I heard a rustling in the grass and saw Wendy lock on point. Body down, left front paw up, tail out. Movement in the wild buckwheat ahead of her.
“Hold,” said Ash, stretching out the “o.”
Wendy held beautifully and shivered. The quail chick-chicked like they do before bursting into the air.
“She’s too young to hold that point very long,” said Ash.
As if in agreement, Wendy bolted toward the birds. Two quail whirred into the air ahead of her, curving up and away, twin blurs, Wendy humping after them.
“We will walk you out.”
Wendy maintained a perfect heel as we went back up the dirt road toward the barn.
When we got to my truck, she said, “I haven’t slept well since Natalie disappeared. My nerves are shot and my patience is gone. The dogs all know something is wrong. So, sorry for my brevity.”
I told her there was no need to apologize at a time like this, gave her a card and asked her to call if she had any contact with Natalie, or remembered anything that might help me locate her.

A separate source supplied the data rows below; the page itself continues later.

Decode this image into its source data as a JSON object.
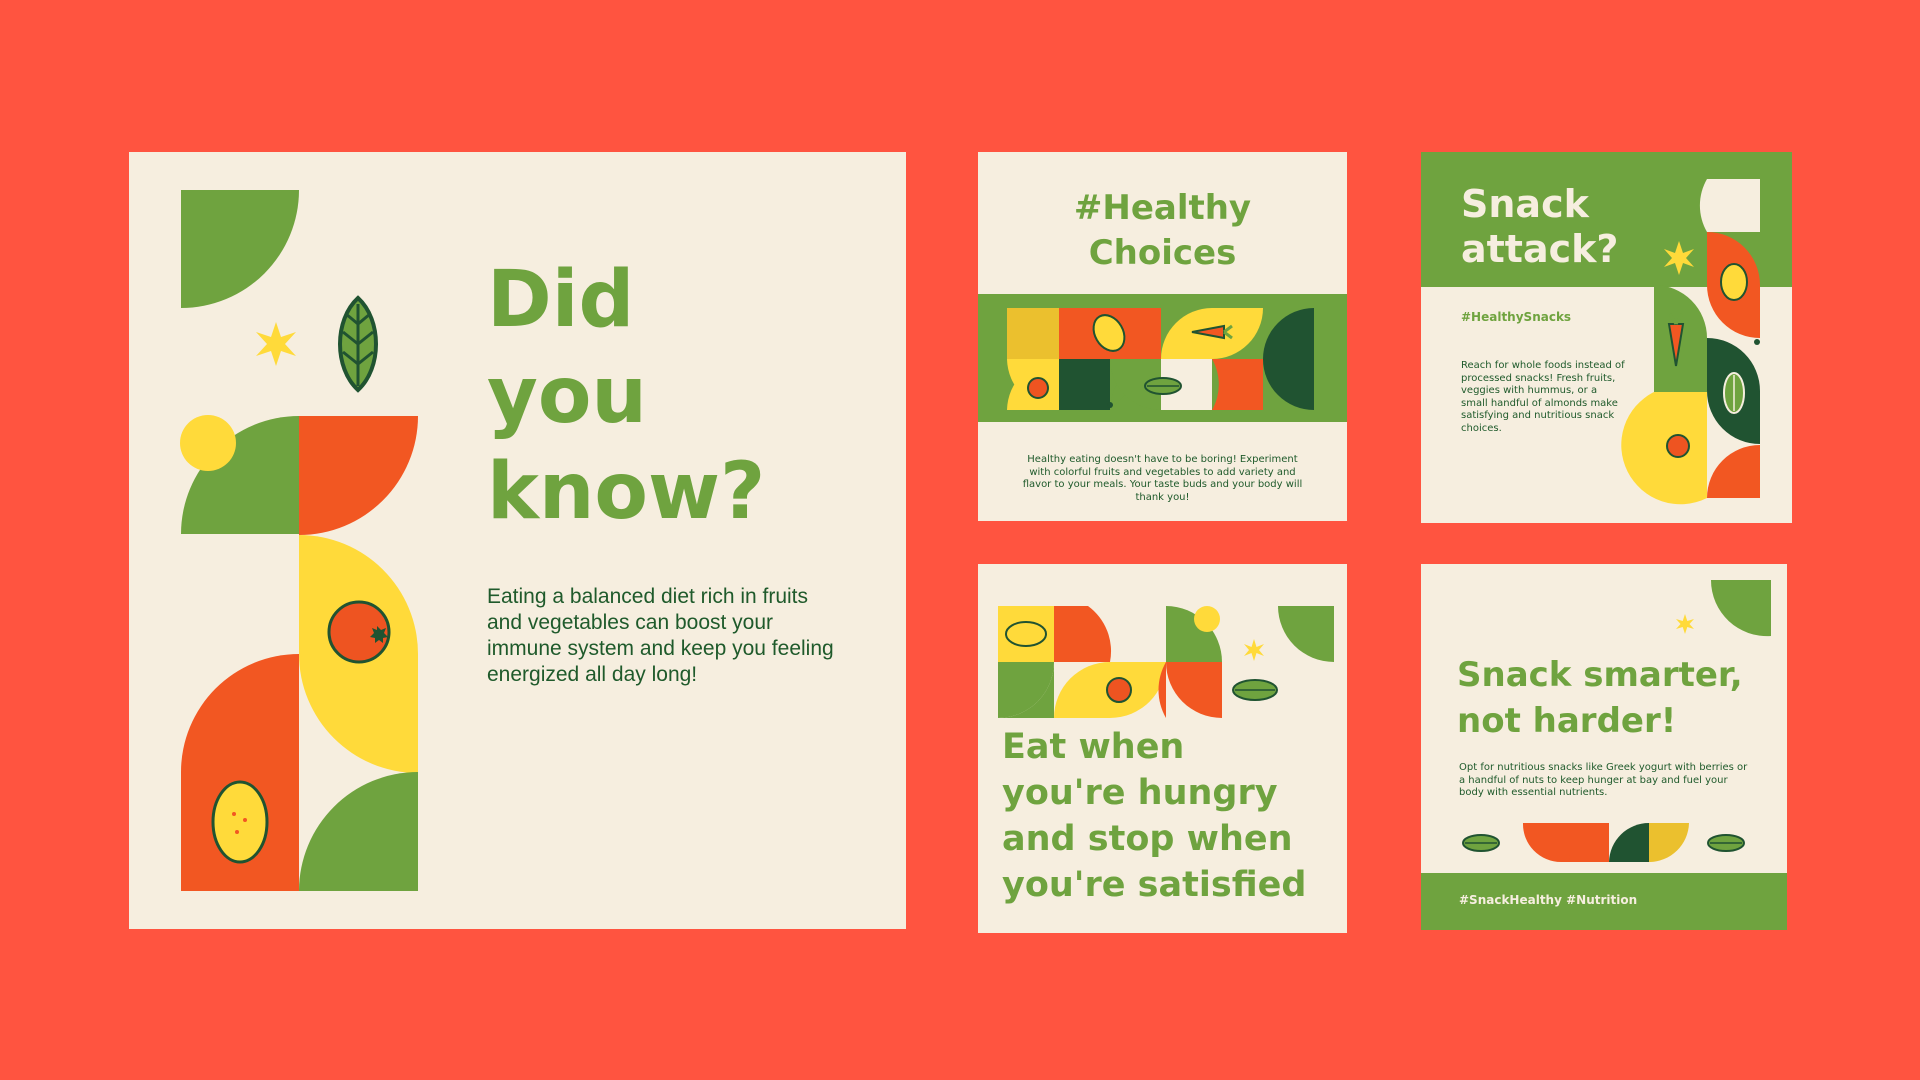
{
  "palette": {
    "background": "#FF5440",
    "cream": "#F6EEDF",
    "green": "#6FA33F",
    "dark_green": "#205331",
    "text_dark_green": "#1F5A2B",
    "orange": "#F25722",
    "red_orange": "#EE5421",
    "yellow": "#FFDA3A",
    "mustard": "#EBC02E"
  },
  "card1": {
    "title_lines": [
      "Did",
      "you",
      "know?"
    ],
    "body": "Eating a balanced diet rich in fruits and vegetables can boost your immune system and keep you feeling energized all day long!",
    "icons": [
      "leaf-icon",
      "star-icon",
      "orange-fruit-icon",
      "lemon-icon"
    ]
  },
  "card2": {
    "title_lines": [
      "#Healthy",
      "Choices"
    ],
    "body": "Healthy eating doesn't have to be boring! Experiment with colorful fruits and vegetables to add variety and flavor to your meals. Your taste buds and your body will thank you!",
    "icons": [
      "lemon-icon",
      "carrot-icon",
      "orange-fruit-icon",
      "leaf-icon"
    ]
  },
  "card3": {
    "title_lines": [
      "Snack",
      "attack?"
    ],
    "hashtag": "#HealthySnacks",
    "body": "Reach for whole foods instead of processed snacks! Fresh fruits, veggies with hummus, or a small handful of almonds make satisfying and nutritious snack choices.",
    "icons": [
      "star-icon",
      "lemon-icon",
      "carrot-icon",
      "leaf-icon",
      "orange-fruit-icon"
    ]
  },
  "card4": {
    "title_lines": [
      "Eat when",
      "you're hungry",
      "and stop when",
      "you're satisfied"
    ],
    "icons": [
      "lemon-icon",
      "orange-fruit-icon",
      "star-icon",
      "leaf-icon"
    ]
  },
  "card5": {
    "title_lines": [
      "Snack smarter,",
      "not harder!"
    ],
    "body": "Opt for nutritious snacks like Greek yogurt with berries or a handful of nuts to keep hunger at bay and fuel your body with essential nutrients.",
    "footer": "#SnackHealthy #Nutrition",
    "icons": [
      "star-icon",
      "leaf-icon"
    ]
  }
}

Headed back down the hill. I stopped in Valley Center and found a coffee shop. Incidentally, Valley Center is where the largest grizzly bear ever killed was killed. Two thousand something pounds. It was called Bear Valley then. A much smaller bear is on display in a small museum here. I’ve always been fascinated by the top of the food chain.
The coffee shop’s windows were hung with campaign signs for Dalton Strait’s opponent in November, whom Dalton was threatening to link to terrorists in the Middle East.